I gag but manage to claw myself into staying still and swallowing hard with multiple gulps, closing my eyes as the taste turns bitter, spreading down my throat and into my stomach.

It immediately warms them both. I can feel it disperse into my veins and limbs, knocking away the cold of the rocks from wherever my skin touches, and almost instantly, I get a little dizzy.

The ground around me is moving and swaying softly, like the sea coming in on the tide. I shake my head, but it’s completely pointless.

Hunching forward, so I don’t fall over, I now understand why every time I watched this, the newest to awaken would sit the whole ceremony slumped down and immobile until they turned.

They have drugged us for the pain, and I start to lose track of everything around me as a veil of surreal sweeps up like a warm fluffy fog and devours me whole.

Seemingly oblivious to all the tradition and its stages, the light faded to dark.

I don’t know how long we are this way or what’s happening, as all I can hear is the chant of the shaman as he dances around, shaking things, singing, and clapping.

Vision blurry and coming in waves, my body heavy yet detached, I no longer feel like I am here or even conscious.

Time passes, but I have no clue how fast or slow. All I know is it gets dark so quickly around me. I can’t seem to stop myself from drifting into space or losing track and fading away.

I am cocooned into the little bubble of black space around me, where the smell of fire and incense makes me giddy and sleepy.

It’s peaceful, yet somehow it’s not, and there’s a stirring of awareness and fear almost out of reach.

Lulled into a weird semi-sleep state, I can no longer open my eyes or understand what is happening around me. There are warm hands on me, maybe, but I’m not sure.

There is a sudden breeze, although it does nothing to cool my eternal warmth.

Then it is cold liquid and wrinkled hands, as something is smeared across my forehead, making me cringe with a second of reality.

I grasp to focus on the dancing form in front of me, rattling, blowing smoke, chanting a song as it runs down the bridge of my nose.

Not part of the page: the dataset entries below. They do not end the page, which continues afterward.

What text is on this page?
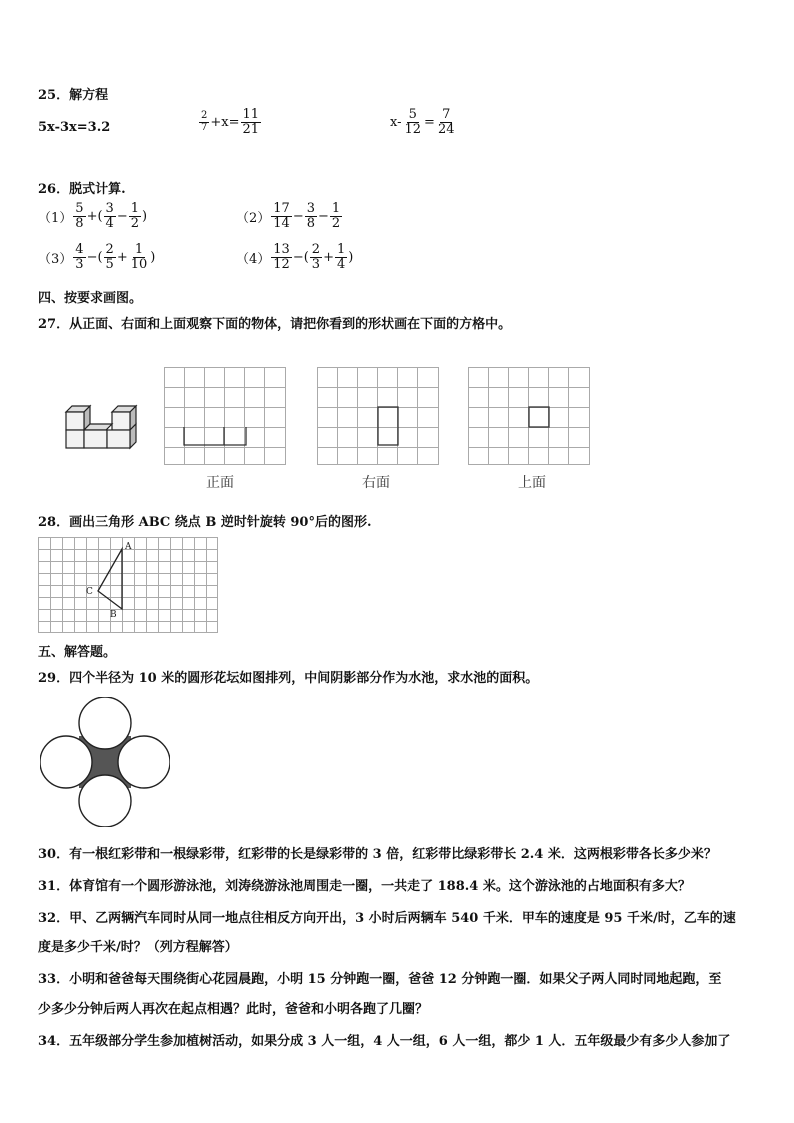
25．解方程
5x-3x=3.2	$\frac{2}{7} +x= \frac{11}{21}$	$x- \frac{5}{12} = \frac{7}{24}$
26．脱式计算.
$(1) \frac{5}{8}$ +( $\frac{3}{4} - \frac{1}{2}$ )	$(2) \frac{17}{14} - \frac{3}{8} - \frac{1}{2}$
$(3) \frac{4}{3}$ −( $\frac{2}{5} + \frac{1}{10}$ )	$(4) \frac{13}{12}$ −( $\frac{2}{3} + \frac{1}{4}$ )
四、按要求画图。
27．从正面、右面和上面观察下面的物体，请把你看到的形状画在下面的方格中。
正面	右面	上面
28．画出三角形 ABC 绕点 B 逆时针旋转 90°后的图形.
A
C
B
五、解答题。
29．四个半径为 10 米的圆形花坛如图排列，中间阴影部分作为水池，求水池的面积。
30．有一根红彩带和一根绿彩带，红彩带的长是绿彩带的 3 倍，红彩带比绿彩带长 2.4 米．这两根彩带各长多少米？
31．体育馆有一个圆形游泳池，刘涛绕游泳池周围走一圈，一共走了 188.4 米。这个游泳池的占地面积有多大？
32．甲、乙两辆汽车同时从同一地点往相反方向开出，3 小时后两辆车 540 千米．甲车的速度是 95 千米/时，乙车的速
度是多少千米/时？（列方程解答）
33．小明和爸爸每天围绕街心花园晨跑，小明 15 分钟跑一圈，爸爸 12 分钟跑一圈．如果父子两人同时同地起跑，至
少多少分钟后两人再次在起点相遇？此时，爸爸和小明各跑了几圈？
34．五年级部分学生参加植树活动，如果分成 3 人一组，4 人一组，6 人一组，都少 1 人．五年级最少有多少人参加了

I pull from memory that the new turns are marked with a fresh blood kill to prepare them for their turn. My face will bear the mark of a wolf with an animal that our alpha will have slaughtered.

The roughness of something pulling across my skin startles me slightly, and then suddenly, I’m levitating out flat, floating, or maybe lying down. No clue anymore.

I’ve never felt anything close to this, not even being drunk for the first time a few months ago when we found some alcohol in the orphanage storage cupboard.

I’m too wasted to have any sort of idea about what my body is doing, and the heavy, loud tones of the wolf song echo across the mountain as the packs sing to welcome our moon.